Housing benefit cuts and the impact on working families

HousingBy Declan Gaffney

New figures in an answer to a Parliamentary Question by Karen Buck reveal a hitherto unrecognised problem with the coalition’s cuts to housing benefit. While government’s presentation of the cuts has been shamelessly geared to stoking up grievances against out-of-work families supposedly living in expensive properties, as in George Osborne’s budget statement, some 26% of those who will be affected by the cuts are in employment. In London, where 159,000 households face average losses of £22 a week and thousands will lose much more, a third of those affected are working. In all 273,000 of the households nationally affected have someone in employment.

The cuts, which will be imposed from 2011/12, are directed at tenants in receipt of the Local Housing Allowance (LHA), the new housing benefit for private rented tenants introduced by the previous government. The chart shows the local authorities with the largest numbers of in-work households affected (this reflects the size of authorities as well as the local housing benefit caseload, of course). It also shows (the red line) the percentage of LHA recipients in the area who are in employment. As can be seen, large numbers and shares are not confined to London. DWP estimates that nearly every LHA household will lose out under one or other of the changes being introduced (some will lose out under more than one change).

Working LHA

These figures dispose of the notion, basic to the government’s presentation of the policy, that the cuts would be confined to those who could be made to fit the stereotype of the ‘undeserving poor’ and bring out the lack of realism of much of what has been said about welfare over recent months. The rhetoric of benefit cuts demands that claimants and taxpayers be seen as mutually exclusive groups. Since taking office, coalition ministers have consistently tried to open a gulf in public perception between those in receipt of welfare payments and the rest of society. The in-work families who will be hit by the cuts to housing benefits are just the most striking counter-example to this artificial dichotomy.

These figures also point to the crucial role of in-work support during periods of rising unemployment. The recession didn’t just increase the number of households reliant on out-of-work benefits. As hours were cut back and as more families had to rely on a single earner, in-work housing benefit became an essential lifeline for thousands of households.

Since the financial markets crisis, housing benefit expenditure has increased by about £4bn per annum in nominal terms, mainly reflecting a growth in the housing benefit caseload of nearly 600,000. It would be natural to assume that the bulk of the new claims came from those who had lost their jobs during the recession: in fact, some 40% of the growth in caseload was accounted for by people who were still in employment, 234,000 claims in total. This was in addition to the 430,000 working people claiming HB before the big employment impacts of the recession. Nearly a third of housing benefit expenditure growth since November 2008 is on working households.
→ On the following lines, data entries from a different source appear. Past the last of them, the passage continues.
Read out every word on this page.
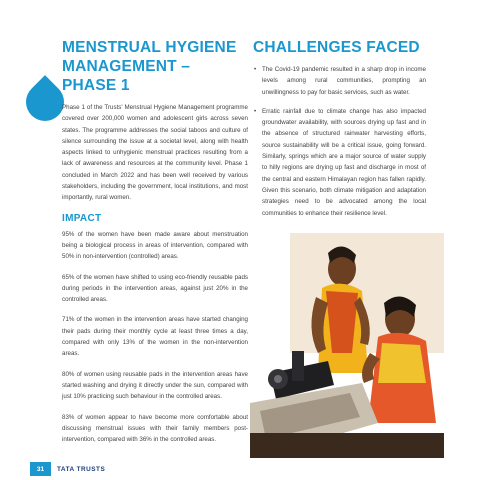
MENSTRUAL HYGIENE
MANAGEMENT – PHASE 1

Phase 1 of the Trusts' Menstrual Hygiene Management programme covered over 200,000 women and adolescent girls across seven states. The programme addresses the social taboos and culture of silence surrounding the issue at a societal level, along with health aspects linked to unhygienic menstrual practices resulting from a lack of awareness and resources at the community level. Phase 1 concluded in March 2022 and has been well received by various stakeholders, including the government, local institutions, and most importantly, rural women.

IMPACT

95% of the women have been made aware about menstruation being a biological process in areas of intervention, compared with 50% in non-intervention (controlled) areas.

65% of the women have shifted to using eco-friendly reusable pads during periods in the intervention areas, against just 20% in the controlled areas.

71% of the women in the intervention areas have started changing their pads during their monthly cycle at least three times a day, compared with only 13% of the women in the non-intervention areas.

80% of women using reusable pads in the intervention areas have started washing and drying it directly under the sun, compared with just 10% practicing such behaviour in the controlled areas.

83% of women appear to have become more comfortable about discussing menstrual issues with their family members post-intervention, compared with 36% in the controlled areas.

CHALLENGES FACED
• The Covid-19 pandemic resulted in a sharp drop in income levels among rural communities, prompting an unwillingness to pay for basic services, such as water.
• Erratic rainfall due to climate change has also impacted groundwater availability, with sources drying up fast and in the absence of structured rainwater harvesting efforts, source sustainability will be a critical issue, going forward. Similarly, springs which are a major source of water supply to hilly regions are drying up fast and discharge in most of the central and eastern Himalayan region has fallen rapidly. Given this scenario, both climate mitigation and adaptation strategies need to be advocated among the local communities to enhance their resilience level.
31	TATA TRUSTS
This is not the only form of in-work support which grew rapidly in response to the recession. In April 2010 there were 414,000 more in-work families in receipt of working and/or child tax credits than two years previously (this does not include families only receiving the quasi-universal ‘family’ element). Between 2007/8 and 2008/9 tax credit entitlements increased by three and a half billion pounds, 65% of which went to working families. Lest this be seen as supporting the coalition’s attacks on ‘middle class’ benefits, these increases were in the highly targeted working tax credit and ‘child’ elements, where 75% of in-work recipient families have incomes below £20,000.

Further growth in the tax credits caseload since 2008/9 would indicate that in-work support has increased by a further billion pounds. Taking into account the rise in in-work housing benefit, we are spending in the region of £5bn more on in-work support just on these two programmes than two years ago. Estimates of these changes are shown in the table below (tax credit figures for 2008/9 to 2009/10 are projections rolling forward average expenditures from the previous period).

In work 2

Although welfare expenditure remained stable over most of Labour’s period in office, there were major changes in expenditure patterns, with in-work support playing a much bigger role than previously. While many feel that there was a negative side to this in the form of a lack of focus on stagnating wage rates at the lower end of the distribution, there can be little doubt that this support has cushioned the impact of the recession for hundreds of thousands of families. It may also have had an impact on employment, making part-time work a realistic option for many people otherwise facing unemployment: a striking aspect of this recession has been the limited impact on employment among households with children, with lone parent employment even showing a slight increase since 2008.

The coalition has attempted to co-opt the language of work incentives to justify its cuts to welfare – as if any reduction in entitlements automatically improved incentives. The experience with improved in-work support over the last ten years, including during the recession, shows how limited this perspective is. At the same time, maintaining and improving the sustainability of employment for those on low incomes should be a priority. Forcing low income working families out of their homes is the last thing you would do to further that objective.